What would be relevant there is “Everything is Correlated”. If you look at, say, Meehl’s examples of correlations from very large datasets, and ask about causality, I think it becomes clearer. Let’s take one of his first examples:
Like, if you randomly assigned Baptist children to be converted to Presbyterianism, it seems unlikely that their school-liking will suddenly jump because they go somewhere else on Sunday, or that siblings will appear & vanish; it also seems unlikely that if they start liking school (maybe because of a nicer principal), that many of those children would spontaneously convert to Presbyterianism. Similarly, it seems rather unlikely that undergoing sexual-reassignment surgery will make Episcopalian men and Baptist women swap places, and it seems even more unlikely that their religious status caused their gender at conception. In all of these 5 cases, we are pretty sure that we can rule out one of the direct patterns, and that it was probably the third, and we could go through the rest of Meehl’s examples. (Indeed, this turns out to be a bad example because we can apply our knowledge that sex must have come many years before any other variable like “has cold hands” or “likes poetry” to rule out one pattern, but even so, we still don’t find any 50%s: it’s usually pretty obviously direct causation from the temporally earlier variable, or confounding, or both.)
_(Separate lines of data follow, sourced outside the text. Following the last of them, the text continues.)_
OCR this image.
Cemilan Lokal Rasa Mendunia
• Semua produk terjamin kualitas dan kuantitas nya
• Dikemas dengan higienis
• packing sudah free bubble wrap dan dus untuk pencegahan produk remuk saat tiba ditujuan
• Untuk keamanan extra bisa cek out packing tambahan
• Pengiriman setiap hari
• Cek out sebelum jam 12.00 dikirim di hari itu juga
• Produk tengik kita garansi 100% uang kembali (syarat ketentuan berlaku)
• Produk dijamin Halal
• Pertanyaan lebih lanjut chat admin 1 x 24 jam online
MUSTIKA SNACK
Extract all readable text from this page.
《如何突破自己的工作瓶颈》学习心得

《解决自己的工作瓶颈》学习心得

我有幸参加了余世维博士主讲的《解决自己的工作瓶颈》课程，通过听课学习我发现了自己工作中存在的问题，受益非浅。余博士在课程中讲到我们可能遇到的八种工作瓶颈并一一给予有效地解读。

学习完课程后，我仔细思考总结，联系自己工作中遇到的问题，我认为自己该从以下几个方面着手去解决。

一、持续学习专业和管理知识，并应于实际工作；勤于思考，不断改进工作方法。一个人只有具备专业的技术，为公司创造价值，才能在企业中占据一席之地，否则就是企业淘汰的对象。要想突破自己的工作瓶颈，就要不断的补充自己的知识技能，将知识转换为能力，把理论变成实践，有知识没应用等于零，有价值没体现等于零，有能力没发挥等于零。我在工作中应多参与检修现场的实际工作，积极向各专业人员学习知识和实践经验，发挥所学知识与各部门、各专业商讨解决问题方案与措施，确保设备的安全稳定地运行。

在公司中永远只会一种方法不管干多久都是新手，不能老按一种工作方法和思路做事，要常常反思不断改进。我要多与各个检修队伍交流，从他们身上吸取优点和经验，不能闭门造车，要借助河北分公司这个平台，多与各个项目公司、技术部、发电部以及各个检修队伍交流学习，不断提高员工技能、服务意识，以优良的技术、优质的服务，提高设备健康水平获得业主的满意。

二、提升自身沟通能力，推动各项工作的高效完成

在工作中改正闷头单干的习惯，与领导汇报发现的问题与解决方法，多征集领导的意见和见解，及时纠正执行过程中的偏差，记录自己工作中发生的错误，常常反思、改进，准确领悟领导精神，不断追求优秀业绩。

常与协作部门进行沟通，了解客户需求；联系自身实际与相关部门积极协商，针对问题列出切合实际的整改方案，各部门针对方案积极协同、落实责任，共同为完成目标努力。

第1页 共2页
So what I am doing in ‘How Often Does Correlation=Causality?’ is testing the claim that “yes, of course it would be absurd to take pairs of arbitrary variables and calculate their causal patterns for prior probabilities, because yeah, it would be low, maybe approaching 0 - but that’s irrelevant because that’s not what you or I are discussing when we discuss things like medicine. We’re discussing the good correlations, for interventions which have been filtered through the scientific process. All of the interventions we are discussing are clearly plausible and do not require time travel machines, usually have mechanisms proposed, have survived sophisticated statistical analysis which often controls for covariates or confounders, are regarded as credible by highly sophisticated credentialed experts like doctors or researchers with centuries of experience, and may even have had quasi-randomized or other kinds of experimental evidence; surely we can repose at least, say, 90% credibility, by the time that some drug or surgery or educational program has gotten that far and we’re reading about it in our favorite newspaper or blog? Being wrong 1 in 10 times would be painful, but it certainly doesn’t justify the sort of corrosive epistemological nihilism you seem to be espousing.”
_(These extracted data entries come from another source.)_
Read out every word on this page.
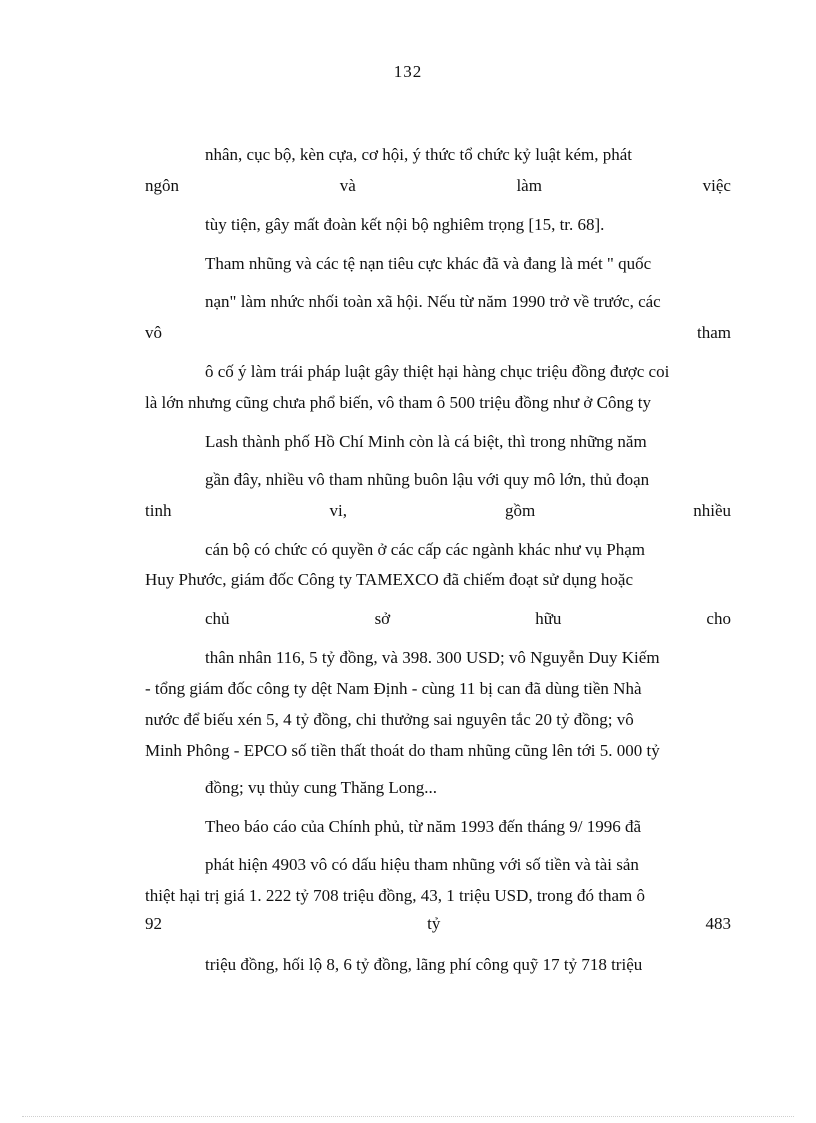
132
nhân, cục bộ, kèn cựa, cơ hội, ý thức tổ chức kỷ luật kém, phát
ngôn	và	làm	việc
tùy tiện, gây mất đoàn kết nội bộ nghiêm trọng [15, tr. 68].
Tham nhũng và các tệ nạn tiêu cực khác đã và đang là mét " quốc
nạn" làm nhức nhối toàn xã hội. Nếu từ năm 1990 trở về trước, các
vô	tham
ô cố ý làm trái pháp luật gây thiệt hại hàng chục triệu đồng được coi
là lớn nhưng cũng chưa phổ biến, vô tham ô 500 triệu đồng như ở Công ty
Lash thành phố Hồ Chí Minh còn là cá biệt, thì trong những năm
gần đây, nhiều vô tham nhũng buôn lậu với quy mô lớn, thủ đoạn
tinh	vi,	gồm	nhiều
cán bộ có chức có quyền ở các cấp các ngành khác như vụ Phạm
Huy Phước, giám đốc Công ty TAMEXCO đã chiếm đoạt sử dụng hoặc
chủ	sở	hữu	cho
thân nhân 116, 5 tỷ đồng, và 398. 300 USD; vô Nguyễn Duy Kiếm
- tổng giám đốc công ty dệt Nam Định - cùng 11 bị can đã dùng tiền Nhà
nước để biếu xén 5, 4 tỷ đồng, chi thưởng sai nguyên tắc 20 tỷ đồng; vô
Minh Phông - EPCO số tiền thất thoát do tham nhũng cũng lên tới 5. 000 tỷ
đồng; vụ thủy cung Thăng Long...
Theo báo cáo của Chính phủ, từ năm 1993 đến tháng 9/ 1996 đã
phát hiện 4903 vô có dấu hiệu tham nhũng với số tiền và tài sản
thiệt hại trị giá 1. 222 tỷ 708 triệu đồng, 43, 1 triệu USD, trong đó tham ô
92	tỷ	483
triệu đồng, hối lộ 8, 6 tỷ đồng, lãng phí công quỹ 17 tỷ 718 triệu
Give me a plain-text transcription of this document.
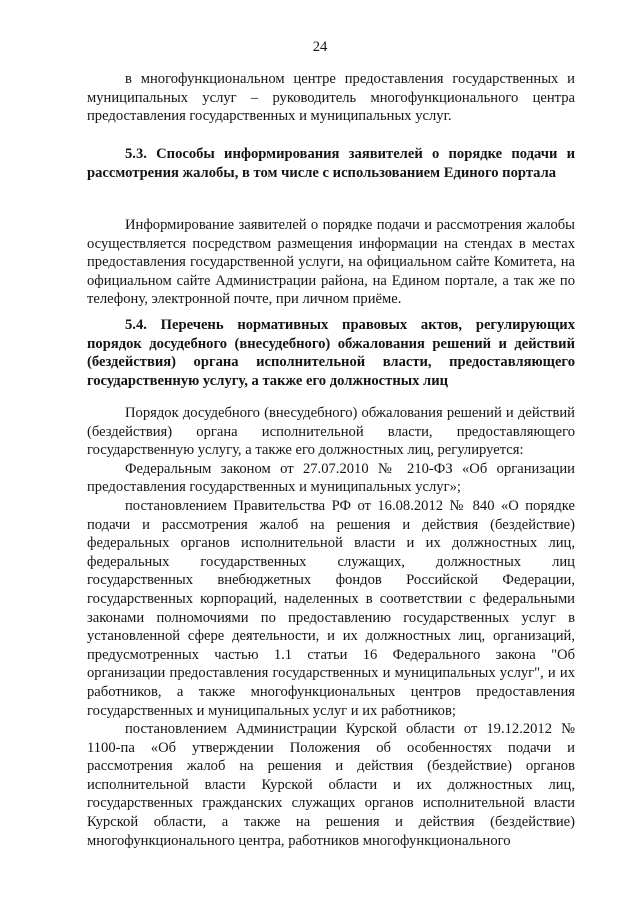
24

в многофункциональном центре предоставления государственных и муниципальных услуг – руководитель многофункционального центра предоставления государственных и муниципальных услуг.

5.3. Способы информирования заявителей о порядке подачи и рассмотрения жалобы, в том числе с использованием Единого портала

Информирование заявителей о порядке подачи и рассмотрения жалобы осуществляется посредством размещения информации на стендах в местах предоставления государственной услуги, на официальном сайте Комитета, на официальном сайте Администрации района, на Едином портале, а так же по телефону, электронной почте, при личном приёме.

5.4. Перечень нормативных правовых актов, регулирующих порядок досудебного (внесудебного) обжалования решений и действий (бездействия) органа исполнительной власти, предоставляющего государственную услугу, а также его должностных лиц

Порядок досудебного (внесудебного) обжалования решений и действий (бездействия) органа исполнительной власти, предоставляющего государственную услугу, а также его должностных лиц, регулируется:

Федеральным законом от 27.07.2010 № 210-ФЗ «Об организации предоставления государственных и муниципальных услуг»;

постановлением Правительства РФ от 16.08.2012 № 840 «О порядке подачи и рассмотрения жалоб на решения и действия (бездействие) федеральных органов исполнительной власти и их должностных лиц, федеральных государственных служащих, должностных лиц государственных внебюджетных фондов Российской Федерации, государственных корпораций, наделенных в соответствии с федеральными законами полномочиями по предоставлению государственных услуг в установленной сфере деятельности, и их должностных лиц, организаций, предусмотренных частью 1.1 статьи 16 Федерального закона "Об организации предоставления государственных и муниципальных услуг", и их работников, а также многофункциональных центров предоставления государственных и муниципальных услуг и их работников;

постановлением Администрации Курской области от 19.12.2012 № 1100-па «Об утверждении Положения об особенностях подачи и рассмотрения жалоб на решения и действия (бездействие) органов исполнительной власти Курской области и их должностных лиц, государственных гражданских служащих органов исполнительной власти Курской области, а также на решения и действия (бездействие) многофункционального центра, работников многофункционального
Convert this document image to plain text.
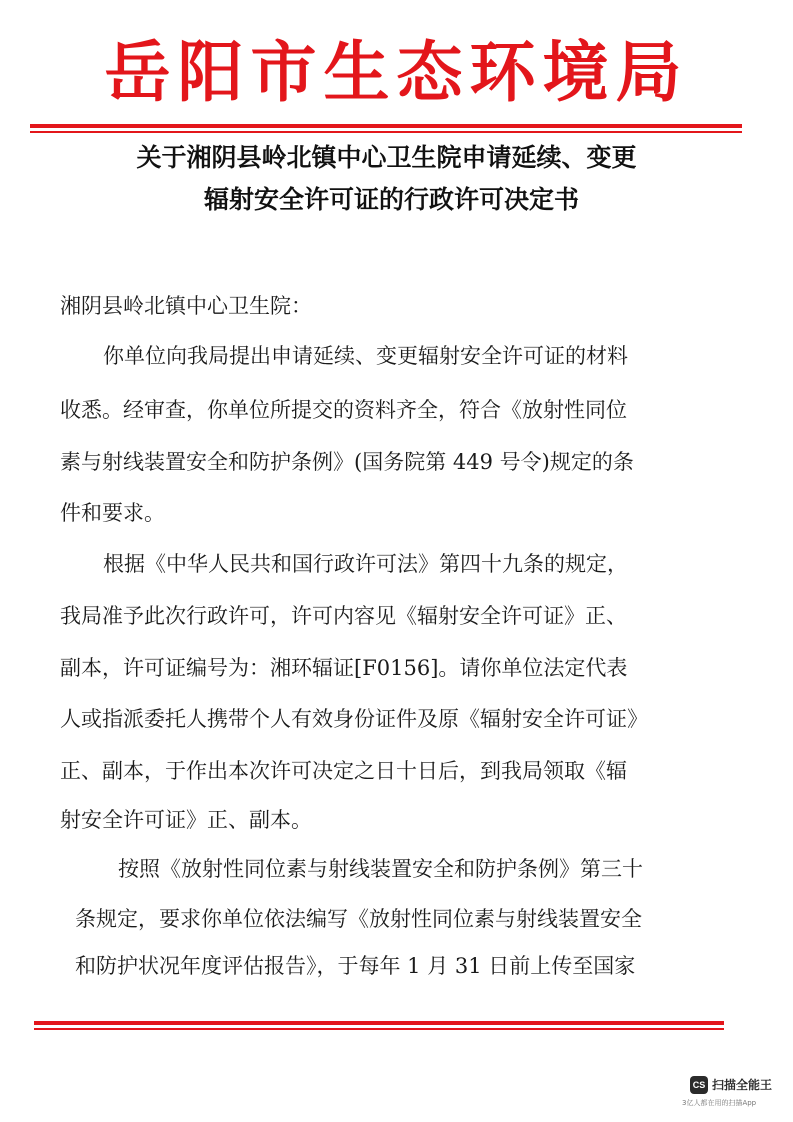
岳阳市生态环境局
关于湘阴县岭北镇中心卫生院申请延续、变更
辐射安全许可证的行政许可决定书
湘阴县岭北镇中心卫生院：
你单位向我局提出申请延续、变更辐射安全许可证的材料
收悉。经审查，你单位所提交的资料齐全，符合《放射性同位
素与射线装置安全和防护条例》(国务院第 449 号令)规定的条
件和要求。
根据《中华人民共和国行政许可法》第四十九条的规定，
我局准予此次行政许可，许可内容见《辐射安全许可证》正、
副本，许可证编号为：湘环辐证[F0156]。请你单位法定代表
人或指派委托人携带个人有效身份证件及原《辐射安全许可证》
正、副本，于作出本次许可决定之日十日后，到我局领取《辐
射安全许可证》正、副本。
按照《放射性同位素与射线装置安全和防护条例》第三十
条规定，要求你单位依法编写《放射性同位素与射线装置安全
和防护状况年度评估报告》，于每年 1 月 31 日前上传至国家
CS 扫描全能王
3亿人都在用的扫描App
But unfortunately, it seems that the error rate, after everything we humans can collectively do, is still a lot higher than 1 in 10 before the randomized version gets run. (Which implies that the scientific evidence is not very good in terms of providing enough Bayesian evidence to promote the hypothesis from <1% to >90%, or that it’s <<1% because causality is that rare.)
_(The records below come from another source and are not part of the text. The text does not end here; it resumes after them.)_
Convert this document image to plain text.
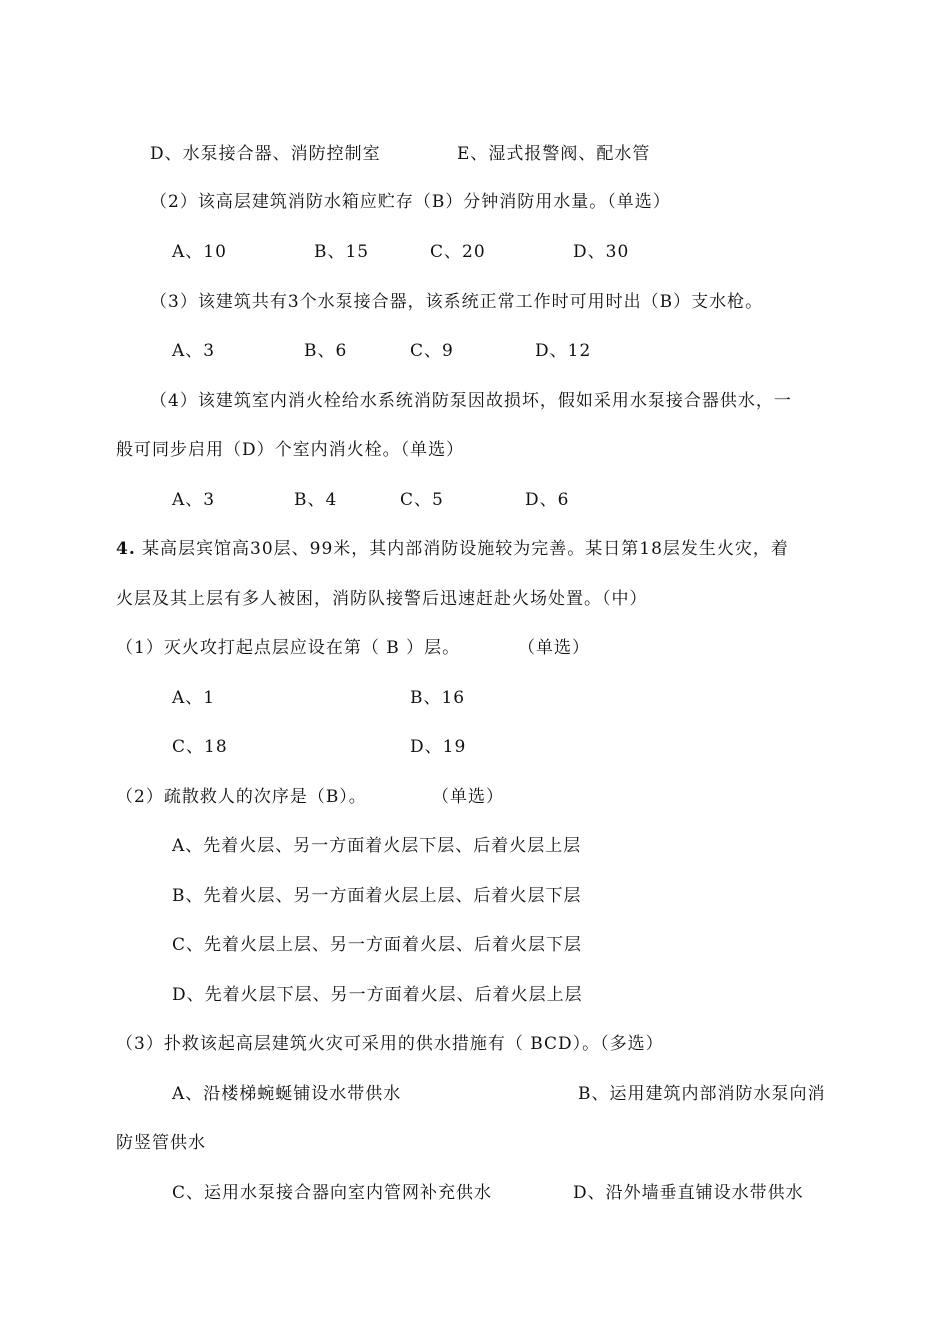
D、水泵接合器、消防控制室	E、湿式报警阀、配水管
（2）该高层建筑消防水箱应贮存（B）分钟消防用水量。（单选）
A、10	B、15	C、20	D、30
（3）该建筑共有3个水泵接合器，该系统正常工作时可用时出（B）支水枪。
A、3	B、6	C、9	D、12
（4）该建筑室内消火栓给水系统消防泵因故损坏，假如采用水泵接合器供水，一
般可同步启用（D）个室内消火栓。（单选）
A、3	B、4	C、5	D、6
4. 某高层宾馆高30层、99米，其内部消防设施较为完善。某日第18层发生火灾，着
火层及其上层有多人被困，消防队接警后迅速赶赴火场处置。（中）
（1）灭火攻打起点层应设在第（ B ）层。	（单选）
A、1	B、16
C、18	D、19
（2）疏散救人的次序是（B）。	（单选）
A、先着火层、另一方面着火层下层、后着火层上层
B、先着火层、另一方面着火层上层、后着火层下层
C、先着火层上层、另一方面着火层、后着火层下层
D、先着火层下层、另一方面着火层、后着火层上层
（3）扑救该起高层建筑火灾可采用的供水措施有（ BCD）。（多选）
A、沿楼梯蜿蜒铺设水带供水	B、运用建筑内部消防水泵向消
防竖管供水
C、运用水泵接合器向室内管网补充供水	D、沿外墙垂直铺设水带供水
Thanks for these references! I’m a big fan, but for some reason your writing sits in the silly under-exploited part of my 2-by-2 box of “how much I enjoy reading this” and “how much of this do I actually read”, so I’d missed all of your posts on this topic! I caught up with some of it, and it’s far further along than my thinking. On a basic level, it matches my intuitive model of a sparse-ish network of causality which generates a much much denser network of correlation on top of it. I too would have guessed that the error rate on “good” studies would be lower!